The actors are asked if the constant surprises make it hard to stay in the moment.
“I don’t sleep any more,” Carlos Bernard, who plays Tony Almeida, replies. “Or go to the bathroom. I feel that helps me a great deal.”

Sutherland reveals the inside skinny on how to walk and talk on a cellphone at the same time.
“One of the things I’ve found is that if he’s moving, it works. It’s easier to have a conversation on the run using a cellphone than it is to have a conversation with someone running beside you. It’s become a device where my character can internalize panic, can express any number of different things while having a conversation with someone else. It’s a fantastic device for my character. The only downside is that I’m half-deaf in one ear, and so naturally I put the phone in my good ear, and so I can barely hear the other actors I’m working with.”

Bernard is asked what ran through his mind when he read in the script that his actor was going to be shot in the neck and undergo major surgery, without knowing that his character would be up and walking around after no more than an hour or so.
“They took me aside,” Bernard says, “but there was one crucial detail in them taking me aside. They didn’t put their arm around my shoulder.”
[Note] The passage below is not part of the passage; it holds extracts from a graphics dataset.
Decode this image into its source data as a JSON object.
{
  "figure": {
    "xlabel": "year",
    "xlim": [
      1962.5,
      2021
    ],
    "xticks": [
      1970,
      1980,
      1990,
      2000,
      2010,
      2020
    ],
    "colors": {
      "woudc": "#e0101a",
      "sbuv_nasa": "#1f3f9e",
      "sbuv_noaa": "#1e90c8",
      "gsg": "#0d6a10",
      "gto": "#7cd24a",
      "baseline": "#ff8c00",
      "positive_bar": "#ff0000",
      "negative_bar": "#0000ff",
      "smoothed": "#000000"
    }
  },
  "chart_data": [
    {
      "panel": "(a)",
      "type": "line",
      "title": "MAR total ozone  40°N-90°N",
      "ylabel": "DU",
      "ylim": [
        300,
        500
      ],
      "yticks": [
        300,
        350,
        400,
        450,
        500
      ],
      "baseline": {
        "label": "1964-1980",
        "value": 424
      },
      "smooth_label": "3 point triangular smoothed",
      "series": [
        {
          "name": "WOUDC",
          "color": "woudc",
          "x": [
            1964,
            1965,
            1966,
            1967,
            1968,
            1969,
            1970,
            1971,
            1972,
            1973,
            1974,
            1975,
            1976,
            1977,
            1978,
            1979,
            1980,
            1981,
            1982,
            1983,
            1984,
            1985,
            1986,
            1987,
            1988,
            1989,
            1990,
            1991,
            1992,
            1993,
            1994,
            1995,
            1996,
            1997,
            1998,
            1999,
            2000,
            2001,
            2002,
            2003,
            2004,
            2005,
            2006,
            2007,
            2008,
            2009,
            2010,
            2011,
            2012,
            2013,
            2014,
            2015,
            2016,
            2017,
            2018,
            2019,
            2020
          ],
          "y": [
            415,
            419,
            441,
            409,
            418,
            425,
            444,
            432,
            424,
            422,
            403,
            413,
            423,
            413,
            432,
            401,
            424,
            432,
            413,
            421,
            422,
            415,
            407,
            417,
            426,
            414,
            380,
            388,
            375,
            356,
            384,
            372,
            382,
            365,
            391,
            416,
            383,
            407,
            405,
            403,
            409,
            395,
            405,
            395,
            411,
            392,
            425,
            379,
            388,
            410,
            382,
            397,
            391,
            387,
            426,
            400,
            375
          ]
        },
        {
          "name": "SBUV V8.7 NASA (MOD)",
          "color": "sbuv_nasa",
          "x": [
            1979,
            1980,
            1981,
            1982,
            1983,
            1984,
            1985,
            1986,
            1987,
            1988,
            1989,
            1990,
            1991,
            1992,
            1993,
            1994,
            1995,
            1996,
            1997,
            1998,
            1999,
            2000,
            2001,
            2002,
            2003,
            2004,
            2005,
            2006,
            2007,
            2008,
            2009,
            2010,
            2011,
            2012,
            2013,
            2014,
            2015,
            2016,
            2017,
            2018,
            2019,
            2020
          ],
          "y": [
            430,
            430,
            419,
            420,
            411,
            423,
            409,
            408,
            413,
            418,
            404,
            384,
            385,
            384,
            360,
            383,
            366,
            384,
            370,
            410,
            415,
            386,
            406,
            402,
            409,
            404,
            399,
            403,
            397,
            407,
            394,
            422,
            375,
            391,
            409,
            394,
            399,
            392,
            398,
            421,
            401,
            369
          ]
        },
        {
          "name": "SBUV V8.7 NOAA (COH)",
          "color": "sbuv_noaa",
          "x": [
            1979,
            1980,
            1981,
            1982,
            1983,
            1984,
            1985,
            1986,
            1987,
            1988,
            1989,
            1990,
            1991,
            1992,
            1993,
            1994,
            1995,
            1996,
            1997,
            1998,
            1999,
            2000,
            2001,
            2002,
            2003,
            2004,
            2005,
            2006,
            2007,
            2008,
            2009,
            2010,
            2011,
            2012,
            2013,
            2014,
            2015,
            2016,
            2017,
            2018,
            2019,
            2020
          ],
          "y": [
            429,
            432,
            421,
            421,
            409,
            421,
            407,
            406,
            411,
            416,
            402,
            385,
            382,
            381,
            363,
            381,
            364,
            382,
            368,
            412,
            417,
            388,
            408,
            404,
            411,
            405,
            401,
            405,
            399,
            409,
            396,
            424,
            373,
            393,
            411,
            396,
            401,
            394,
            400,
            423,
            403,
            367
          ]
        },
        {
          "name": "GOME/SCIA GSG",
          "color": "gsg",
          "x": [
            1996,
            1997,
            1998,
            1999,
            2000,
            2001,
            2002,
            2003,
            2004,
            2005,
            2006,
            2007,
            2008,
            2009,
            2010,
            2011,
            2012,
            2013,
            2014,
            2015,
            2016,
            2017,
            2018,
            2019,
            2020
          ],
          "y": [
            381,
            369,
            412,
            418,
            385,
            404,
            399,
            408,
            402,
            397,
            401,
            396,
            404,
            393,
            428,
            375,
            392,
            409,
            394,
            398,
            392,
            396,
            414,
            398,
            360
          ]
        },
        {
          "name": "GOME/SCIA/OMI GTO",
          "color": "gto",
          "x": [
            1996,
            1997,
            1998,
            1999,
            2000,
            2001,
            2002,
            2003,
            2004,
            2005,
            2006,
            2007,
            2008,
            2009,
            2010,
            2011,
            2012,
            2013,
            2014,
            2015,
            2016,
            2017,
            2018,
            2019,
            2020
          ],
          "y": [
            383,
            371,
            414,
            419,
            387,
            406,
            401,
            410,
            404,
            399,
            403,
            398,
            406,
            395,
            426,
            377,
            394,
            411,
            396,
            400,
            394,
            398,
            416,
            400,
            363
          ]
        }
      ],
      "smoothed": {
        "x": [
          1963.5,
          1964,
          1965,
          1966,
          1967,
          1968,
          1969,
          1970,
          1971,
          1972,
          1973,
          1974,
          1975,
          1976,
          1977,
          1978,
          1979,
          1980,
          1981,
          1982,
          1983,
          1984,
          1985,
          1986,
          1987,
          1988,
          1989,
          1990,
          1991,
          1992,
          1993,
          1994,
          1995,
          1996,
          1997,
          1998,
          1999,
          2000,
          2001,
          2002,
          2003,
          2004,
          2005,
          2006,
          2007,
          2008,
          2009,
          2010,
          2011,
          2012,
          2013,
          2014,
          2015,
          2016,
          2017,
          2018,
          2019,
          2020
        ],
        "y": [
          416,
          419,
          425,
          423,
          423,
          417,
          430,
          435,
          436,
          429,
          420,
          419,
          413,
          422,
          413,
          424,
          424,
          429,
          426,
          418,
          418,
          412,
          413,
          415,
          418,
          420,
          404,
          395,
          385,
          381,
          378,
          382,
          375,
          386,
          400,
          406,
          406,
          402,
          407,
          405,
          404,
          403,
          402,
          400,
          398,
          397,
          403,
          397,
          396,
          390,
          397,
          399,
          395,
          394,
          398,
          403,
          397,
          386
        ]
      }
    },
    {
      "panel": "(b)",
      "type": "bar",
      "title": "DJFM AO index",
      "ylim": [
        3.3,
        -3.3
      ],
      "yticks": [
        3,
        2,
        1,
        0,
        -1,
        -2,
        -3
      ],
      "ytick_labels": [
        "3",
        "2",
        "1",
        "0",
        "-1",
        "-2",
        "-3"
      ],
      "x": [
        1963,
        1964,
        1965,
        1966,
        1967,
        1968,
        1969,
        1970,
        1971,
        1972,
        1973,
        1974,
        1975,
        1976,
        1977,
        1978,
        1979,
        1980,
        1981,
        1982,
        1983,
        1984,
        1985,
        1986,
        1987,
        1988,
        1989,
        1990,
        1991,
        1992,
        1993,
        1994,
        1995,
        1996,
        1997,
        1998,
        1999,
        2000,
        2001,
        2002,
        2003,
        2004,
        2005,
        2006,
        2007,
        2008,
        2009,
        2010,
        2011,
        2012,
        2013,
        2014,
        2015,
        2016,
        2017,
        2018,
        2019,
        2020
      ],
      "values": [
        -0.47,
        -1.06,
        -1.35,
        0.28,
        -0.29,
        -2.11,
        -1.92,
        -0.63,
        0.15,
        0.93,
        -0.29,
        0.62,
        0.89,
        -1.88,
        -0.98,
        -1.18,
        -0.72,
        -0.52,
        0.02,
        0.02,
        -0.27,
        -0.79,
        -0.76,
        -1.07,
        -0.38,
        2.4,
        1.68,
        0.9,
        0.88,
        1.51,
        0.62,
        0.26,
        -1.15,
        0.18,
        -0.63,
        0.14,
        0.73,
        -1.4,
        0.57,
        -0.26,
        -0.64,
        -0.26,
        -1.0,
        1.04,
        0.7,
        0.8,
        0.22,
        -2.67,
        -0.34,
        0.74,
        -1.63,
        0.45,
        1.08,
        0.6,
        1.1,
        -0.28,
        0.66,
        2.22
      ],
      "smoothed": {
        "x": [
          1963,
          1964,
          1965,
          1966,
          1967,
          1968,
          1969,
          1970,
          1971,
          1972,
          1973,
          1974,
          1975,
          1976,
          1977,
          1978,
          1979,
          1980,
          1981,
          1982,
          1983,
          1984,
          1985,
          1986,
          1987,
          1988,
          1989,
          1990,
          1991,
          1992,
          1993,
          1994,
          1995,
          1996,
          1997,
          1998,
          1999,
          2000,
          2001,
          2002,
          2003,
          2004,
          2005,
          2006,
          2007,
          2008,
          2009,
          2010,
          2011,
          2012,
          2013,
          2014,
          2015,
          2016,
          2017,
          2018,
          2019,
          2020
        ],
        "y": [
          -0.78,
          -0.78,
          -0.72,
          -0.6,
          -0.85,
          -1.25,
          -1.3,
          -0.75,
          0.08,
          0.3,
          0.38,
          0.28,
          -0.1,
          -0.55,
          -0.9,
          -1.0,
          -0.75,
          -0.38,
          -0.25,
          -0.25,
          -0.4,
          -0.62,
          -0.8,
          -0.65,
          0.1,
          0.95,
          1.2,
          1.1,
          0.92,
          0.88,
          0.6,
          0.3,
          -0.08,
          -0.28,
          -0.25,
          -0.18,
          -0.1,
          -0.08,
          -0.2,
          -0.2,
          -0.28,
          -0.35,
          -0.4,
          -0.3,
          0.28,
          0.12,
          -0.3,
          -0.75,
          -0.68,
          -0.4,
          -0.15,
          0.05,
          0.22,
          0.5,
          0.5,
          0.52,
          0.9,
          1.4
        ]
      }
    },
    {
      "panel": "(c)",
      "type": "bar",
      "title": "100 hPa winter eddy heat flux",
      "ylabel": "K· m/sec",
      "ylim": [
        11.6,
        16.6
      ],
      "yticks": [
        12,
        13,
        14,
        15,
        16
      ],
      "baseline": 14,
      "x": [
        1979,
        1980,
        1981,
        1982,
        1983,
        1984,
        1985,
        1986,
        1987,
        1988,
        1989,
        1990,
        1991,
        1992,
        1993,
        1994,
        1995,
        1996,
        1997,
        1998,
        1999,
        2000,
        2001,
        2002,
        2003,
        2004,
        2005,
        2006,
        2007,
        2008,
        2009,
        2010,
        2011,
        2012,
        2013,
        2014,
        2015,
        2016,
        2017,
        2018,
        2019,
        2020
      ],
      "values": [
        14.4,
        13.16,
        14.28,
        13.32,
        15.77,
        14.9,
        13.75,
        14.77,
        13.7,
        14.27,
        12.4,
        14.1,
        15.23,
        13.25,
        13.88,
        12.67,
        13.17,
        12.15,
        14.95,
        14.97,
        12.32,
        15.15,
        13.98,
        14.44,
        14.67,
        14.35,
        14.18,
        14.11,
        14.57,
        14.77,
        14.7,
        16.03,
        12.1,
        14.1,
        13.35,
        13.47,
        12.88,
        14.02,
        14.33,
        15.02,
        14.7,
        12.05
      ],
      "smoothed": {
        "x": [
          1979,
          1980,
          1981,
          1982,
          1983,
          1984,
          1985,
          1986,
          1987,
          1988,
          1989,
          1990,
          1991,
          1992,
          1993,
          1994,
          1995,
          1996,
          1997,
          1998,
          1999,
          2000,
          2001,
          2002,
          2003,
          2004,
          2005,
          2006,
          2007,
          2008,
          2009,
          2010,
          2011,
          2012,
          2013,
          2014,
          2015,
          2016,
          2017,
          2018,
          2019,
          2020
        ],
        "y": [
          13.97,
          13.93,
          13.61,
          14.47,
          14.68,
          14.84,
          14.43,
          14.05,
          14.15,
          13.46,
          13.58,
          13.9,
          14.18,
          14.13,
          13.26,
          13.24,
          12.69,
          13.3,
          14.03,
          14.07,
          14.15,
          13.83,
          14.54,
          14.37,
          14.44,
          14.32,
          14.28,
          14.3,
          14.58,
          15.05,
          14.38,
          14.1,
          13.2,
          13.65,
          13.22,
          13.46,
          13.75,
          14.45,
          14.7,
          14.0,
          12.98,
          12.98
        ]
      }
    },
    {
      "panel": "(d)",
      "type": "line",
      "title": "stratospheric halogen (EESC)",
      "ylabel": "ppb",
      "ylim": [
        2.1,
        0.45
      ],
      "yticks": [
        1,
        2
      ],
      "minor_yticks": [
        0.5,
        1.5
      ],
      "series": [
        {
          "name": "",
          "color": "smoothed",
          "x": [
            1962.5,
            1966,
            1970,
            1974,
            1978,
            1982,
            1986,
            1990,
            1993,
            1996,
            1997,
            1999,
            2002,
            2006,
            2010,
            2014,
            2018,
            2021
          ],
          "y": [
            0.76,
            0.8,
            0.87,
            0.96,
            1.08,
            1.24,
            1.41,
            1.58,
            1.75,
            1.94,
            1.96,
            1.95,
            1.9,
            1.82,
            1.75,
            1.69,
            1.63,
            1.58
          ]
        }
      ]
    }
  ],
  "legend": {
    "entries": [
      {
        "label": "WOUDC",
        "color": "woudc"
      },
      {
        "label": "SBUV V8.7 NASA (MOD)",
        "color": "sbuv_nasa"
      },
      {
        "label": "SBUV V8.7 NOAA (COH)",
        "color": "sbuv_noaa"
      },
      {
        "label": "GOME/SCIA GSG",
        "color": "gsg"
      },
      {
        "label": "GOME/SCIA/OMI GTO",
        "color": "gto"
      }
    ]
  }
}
Can the producers assure loyal viewers of 24, on the heads of their dead or dying grandmothers, that they won’t have to suffer through the spectacle of Kim being kidnapped again?
“We don’t like to repeat ourselves, if we can at all avoid it,” Surnow assures the loyal viewers. “Not to say that we haven’t tortured 500 people on the show. We do try to keep ahead of the audience. And, by definition, that means not repeating yourself.

Is it possible for 24 to end a season without killing a regular character?
“Sure,” Surnow replies. “We’re going to kill one of the writers instead.”